My idea of finally starting a blog and running it concurrently with my moviexpress website, with the forlorn hope that it would force me to update it (more) regularly was partly foiled by a collapsed hard drive at a vital time...(Is there ever a non-vital time?)  Anyway now I'm up and running again I'll begin with a burning topical (non-political) issue and slot in the various retrospective posts when I get a chance.  I'm told this is approved blogging ettiquette.

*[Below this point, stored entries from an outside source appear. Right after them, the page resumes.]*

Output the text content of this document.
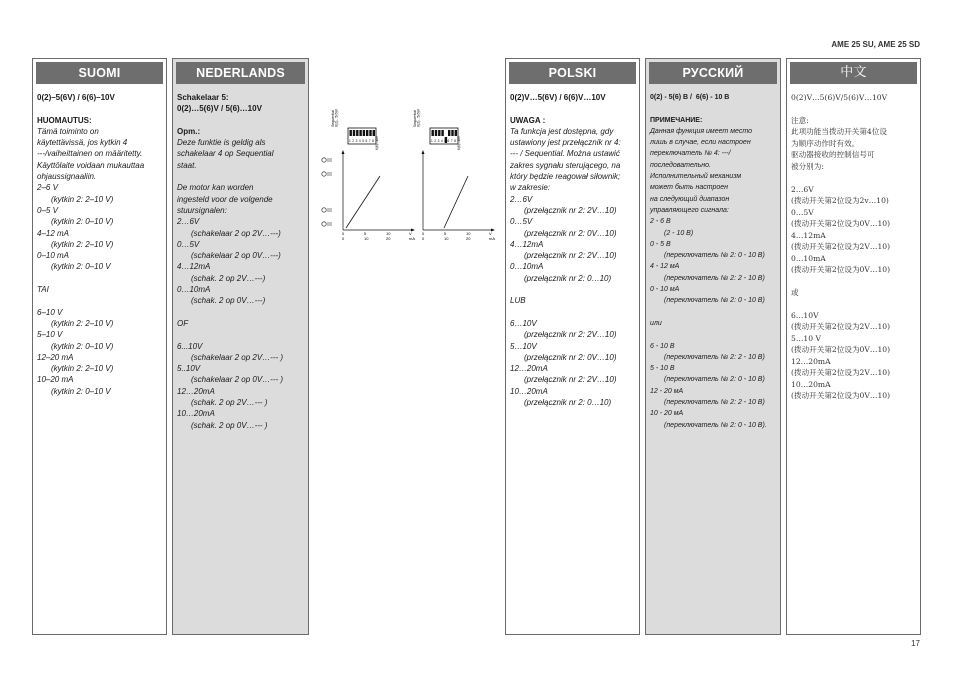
AME 25 SU, AME 25 SD
SUOMI
0(2)–5(6V) / 6(6)–10V
HUOMAUTUS:
Tämä toiminto on
käytettävissä, jos kytkin 4
---/vaiheittainen on määritetty.
Käyttölaite voidaan mukauttaa
ohjaussignaaliin.
2–6 V
(kytkin 2: 2–10 V)
0–5 V
(kytkin 2: 0–10 V)
4–12 mA
(kytkin 2: 2–10 V)
0–10 mA
(kytkin 2: 0–10 V
TAI
6–10 V
(kytkin 2: 2–10 V)
5–10 V
(kytkin 2: 0–10 V)
12–20 mA
(kytkin 2: 2–10 V)
10–20 mA
(kytkin 2: 0–10 V
NEDERLANDS
Schakelaar 5:
0(2)…5(6)V / 5(6)…10V
Opm.:
Deze funktie is geldig als
schakelaar 4 op Sequential
staat.
De motor kan worden
ingesteld voor de volgende
stuursignalen:
2…6V
(schakelaar 2 op 2V…---)
0…5V
(schakelaar 2 op 0V…---)
4…12mA
(schak. 2 op 2V…---)
0…10mA
(schak. 2 op 0V…---)
OF
6...10V
(schakelaar 2 op 2V…--- )
5..10V
(schakelaar 2 op 0V…--- )
12…20mA
(schak. 2 op 2V…--- )
10…20mA
(schak. 2 op 0V…--- )
Sequential 0(2)...5(6)V
1 2 3 4 5 6 7 8 6(6)...10V
0	5	10	V
0	10	20	mA
Sequential 0(2)...5(6)V
1 2 3 4 5 6 7 8 6(6)...10V
0	5	10	V
0	10	20	mA
POLSKI
0(2)V…5(6V) / 6(6)V…10V
UWAGA :
Ta funkcja jest dostępna, gdy
ustawiony jest przełącznik nr 4:
--- / Sequential. Można ustawić
zakres sygnału sterującego, na
który będzie reagował siłownik;
w zakresie:
2…6V
(przełącznik nr 2: 2V…10)
0…5V
(przełącznik nr 2: 0V…10)
4…12mA
(przełącznik nr 2: 2V…10)
0…10mA
(przełącznik nr 2: 0…10)
LUB
6…10V
(przełącznik nr 2: 2V…10)
5…10V
(przełącznik nr 2: 0V…10)
12…20mA
(przełącznik nr 2: 2V…10)
10…20mA
(przełącznik nr 2: 0…10)
РУССКИЙ
0(2) - 5(6) В /  6(6) - 10 В
ПРИМЕЧАНИЕ:
Данная функция имеет место
лишь в случае, если настроен
переключатель № 4: ---/
последовательно.
Исполнительный механизм
может быть настроен
на следующий диапазон
управляющего сигнала:
2 - 6 В
(2 - 10 В)
0 - 5 В
(переключатель № 2: 0 - 10 В)
4 - 12 мА
(переключатель № 2: 2 - 10 В)
0 - 10 мА
(переключатель № 2: 0 - 10 В)
или
6 - 10 В
(переключатель № 2: 2 - 10 В)
5 - 10 В
(переключатель № 2: 0 - 10 В)
12 - 20 мА
(переключатель № 2: 2 - 10 В)
10 - 20 мА
(переключатель № 2: 0 - 10 В).
中文
0(2)V…5(6)V/5(6)V…10V
注意:
此项功能当拨动开关第4位设
为顺序动作时有效。
驱动器接收的控制信号可
被分别为:
2…6V
(拨动开关第2位设为2v…10)
0…5V
(拨动开关第2位设为0V…10)
4…12mA
(拨动开关第2位设为2V…10)
0…10mA
(拨动开关第2位设为0V…10)
或
6…10V
(拨动开关第2位设为2V…10)
5…10 V
(拨动开关第2位设为0V…10)
12…20mA
(拨动开关第2位设为2V…10)
10…20mA
(拨动开关第2位设为0V…10)
17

One of the movies entered in the currently Cannes Film Festival (the 60th!) is Julian Schnabel's The Diving Bell and the Butterfly, based on former French Elle magazine editor Jean-Dominique Bauby's account of his life after he was stricken with "locked-in syndrome", a form of stroke which left him virtually totally paralysed, unable to move any part of his body except one eyelid.

Sounds like the basis for a great film - indeed it was the basis for one of the most brilliant, horrifying documentaries I've ever seen.  Jean-Jacques Beineix's 27-minute Assigné à residence showed Bauby's last few months of life in a hospice near Berck(?) on the French coast, south of Calais.  In unflinching detail we are shown Bauby laboriously "dictating" to his stoic assistant.  As she runs through the alphabet: "a...b...c..." he blinks his eyelid to indicate each letter, gradually forming words, sentences, pages.  Between this there are periods when he is left sitting in a deckchair to gaze out to sea while a huge lighthouse nearby sweeps a golden beam across the ocean.  (It's a location which might well have come from the director's earlier feature, Diva.  He also made the visually dazzling Betty Blue.)  In another shocking moment, a well-meaning nurse checks Bauby at lights-out and calmly switches off the football match he appears to be watching on TV - presumably one of the few pleasures he has left.

This film does not appear to be available on DVD, leaving me kicking myself for not taping it, when I had two opportunities, off SBS-TV in Australia.  Schnabel has surrounded himself with a top cast and crew for the feature-length version, but I cannot imagine it having the same terrifying power of Beineix's short.